Most telling in these last remaining days is the refusal for Kamala Harris and most Congressional candidates to have front and center proven and proper vote-getting agendas reflecting the New Deal.
It also doesn’t advance any path to electoral victory to abandon half the country—the red states—and surrender them to the Republicans.
To begin with I’m referring to raising the GOP frozen federal minimum wage to at least $15 an hour from its present $7.25. Democrats need more than a throwaway line on wages. They need to pour some of the billions of dollars raised into media and groundgame campaigns around the slogan “go vote for a raise, you’ve long earned and been denied by the Republicans.” That, authentically conveyed by thousands of Democratic candidates will get the attention of 25 million underpaid and struggling workers, who make our real economy run daily. Why aren’t the Dems ringing that bell?
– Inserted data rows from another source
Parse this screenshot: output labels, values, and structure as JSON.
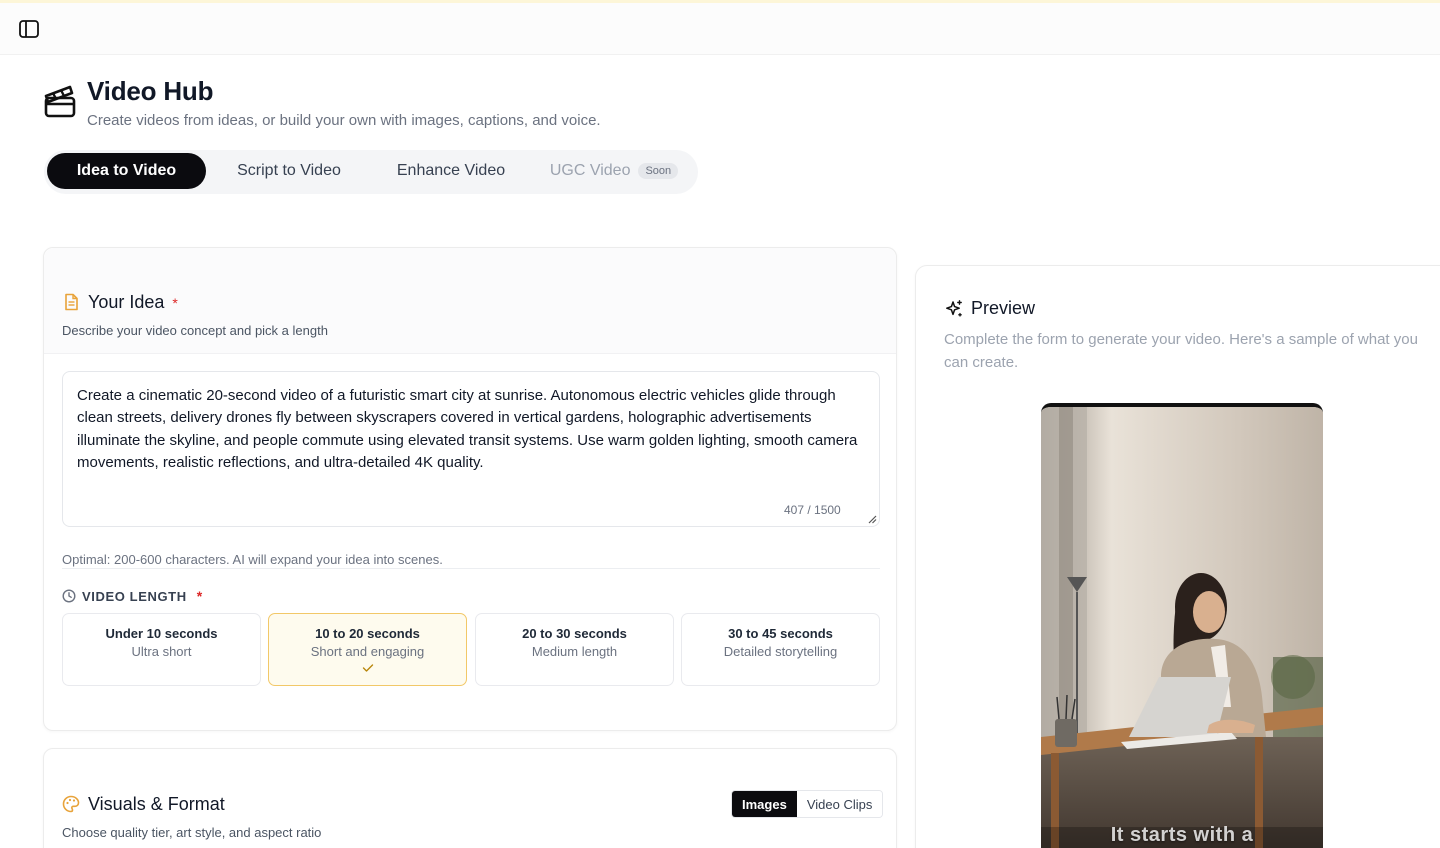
{
  "header": {
    "title": "Video Hub",
    "subtitle": "Create videos from ideas, or build your own with images, captions, and voice."
  },
  "tabs": [
    {
      "label": "Idea to Video",
      "active": true
    },
    {
      "label": "Script to Video",
      "active": false
    },
    {
      "label": "Enhance Video",
      "active": false
    },
    {
      "label": "UGC Video",
      "active": false,
      "badge": "Soon",
      "disabled": true
    }
  ],
  "idea": {
    "title": "Your Idea",
    "required_mark": "*",
    "description": "Describe your video concept and pick a length",
    "text": "Create a cinematic 20-second video of a futuristic smart city at sunrise. Autonomous electric vehicles glide through clean streets, delivery drones fly between skyscrapers covered in vertical gardens, holographic advertisements illuminate the skyline, and people commute using elevated transit systems. Use warm golden lighting, smooth camera movements, realistic reflections, and ultra-detailed 4K quality.",
    "char_count": "407 / 1500",
    "helper": "Optimal: 200-600 characters. AI will expand your idea into scenes.",
    "length_label": "VIDEO LENGTH",
    "length_required_mark": "*",
    "length_options": [
      {
        "title": "Under 10 seconds",
        "desc": "Ultra short",
        "selected": false
      },
      {
        "title": "10 to 20 seconds",
        "desc": "Short and engaging",
        "selected": true
      },
      {
        "title": "20 to 30 seconds",
        "desc": "Medium length",
        "selected": false
      },
      {
        "title": "30 to 45 seconds",
        "desc": "Detailed storytelling",
        "selected": false
      }
    ]
  },
  "visuals": {
    "title": "Visuals & Format",
    "description": "Choose quality tier, art style, and aspect ratio",
    "mode_images": "Images",
    "mode_clips": "Video Clips",
    "active_mode": "Images"
  },
  "preview": {
    "title": "Preview",
    "description": "Complete the form to generate your video. Here's a sample of what you can create.",
    "caption": "It starts with a"
  },
  "colors": {
    "accent": "#f2c868",
    "accent_bg": "#fefbee",
    "active_tab": "#0b0b0f",
    "icon_orange": "#e8a33a",
    "required": "#dc2626"
  },
  "icons": {
    "sidebar_toggle": "sidebar-toggle-icon",
    "header": "clapperboard-icon",
    "idea": "document-icon",
    "length": "clock-icon",
    "visuals": "palette-icon",
    "preview": "sparkles-icon",
    "selected": "check-icon"
  }
}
Another winner for 65 million elderly voters is to pledge with full throttle to increase Social Security benefits frozen for half a century and to raise the Social Security tax on the wealthy to pay for it. Astonishingly, Kamala Harris and her handlers are not championing the “Social Security 2100 Act” which had 200 sponsors in the Congress, led by Congressman John Larson and Senator Richard Blumenthal. The throwaway line is that they “will protect social security” as it deficiently exists. Talk is not enough. The Democrats need to organize and communicate to drive this message.
Third, they should be championing government-paid child care, maternal and family sick leave and the child tax credit—all opposed by the Wall Street GOP. Paid for by raising taxes on the wealthy—this issue is an 85 percent poll winner. Instead, Harris and the Dems mumble with some general rhetoric that nobody really believes. Western countries have long had such social safety net protections for families and children.
The Democratic Party has abandoned the blue collar, New Deal roots of the Roosevelt era and ferociously dialed for the same commercial dollars as does the GOP.
Get-out-the-vote efforts are still inadequate. The Party has trouble listening to Rev. William Barber who argues that just a ten to fifteen percent increase in low-wage voter turnout from 2020 would win the November elections. Instead of scapegoating the Green Party and spending money to block Third Party ballot access, the Democrats should try harder to tap into the 80 to 90 million non-voters who stay home, many of whom don’t see anything benefiting them coming from bloviating, hypocritical politicians.
If readers want more ideas for ways to get more votes, such as midnight shift campaigning, and cracking down on corporate crooks, they can obtain my usable new book “Let’s Start the Revolution: Tools for Displacing the Corporate State and Building a Country that Works for the People” and go to winningamerica.net.
Are you wondering why Tim Walz didn’t do better against J.D. Vance in the VP debate? Vance managed to normalize criminal felon Trump with his serial lies and law violations, corruption, abuse of women, awful presidential record (recall his lethal mocking of the early Covid-19 pandemic), because Walz was muzzled by the Harris campaign operatives. He was told what not to speak about and to hew to the narrow Party line. That kind of advice may sink the genocidal Democratic Party with its insular cowardliness in November.
Will these observations get the attention of the tiny number of ruling Democratic Party operatives who make most of the major decisions for their rank and file? Probably not. But similar advice from loyal party columnists like Dana Milbank, Michelle Goldberg, Eugene Robinson, Charles Blow, E.J. Dionne, Paul Krugman, among others, may breach the upper deck’s aloofness.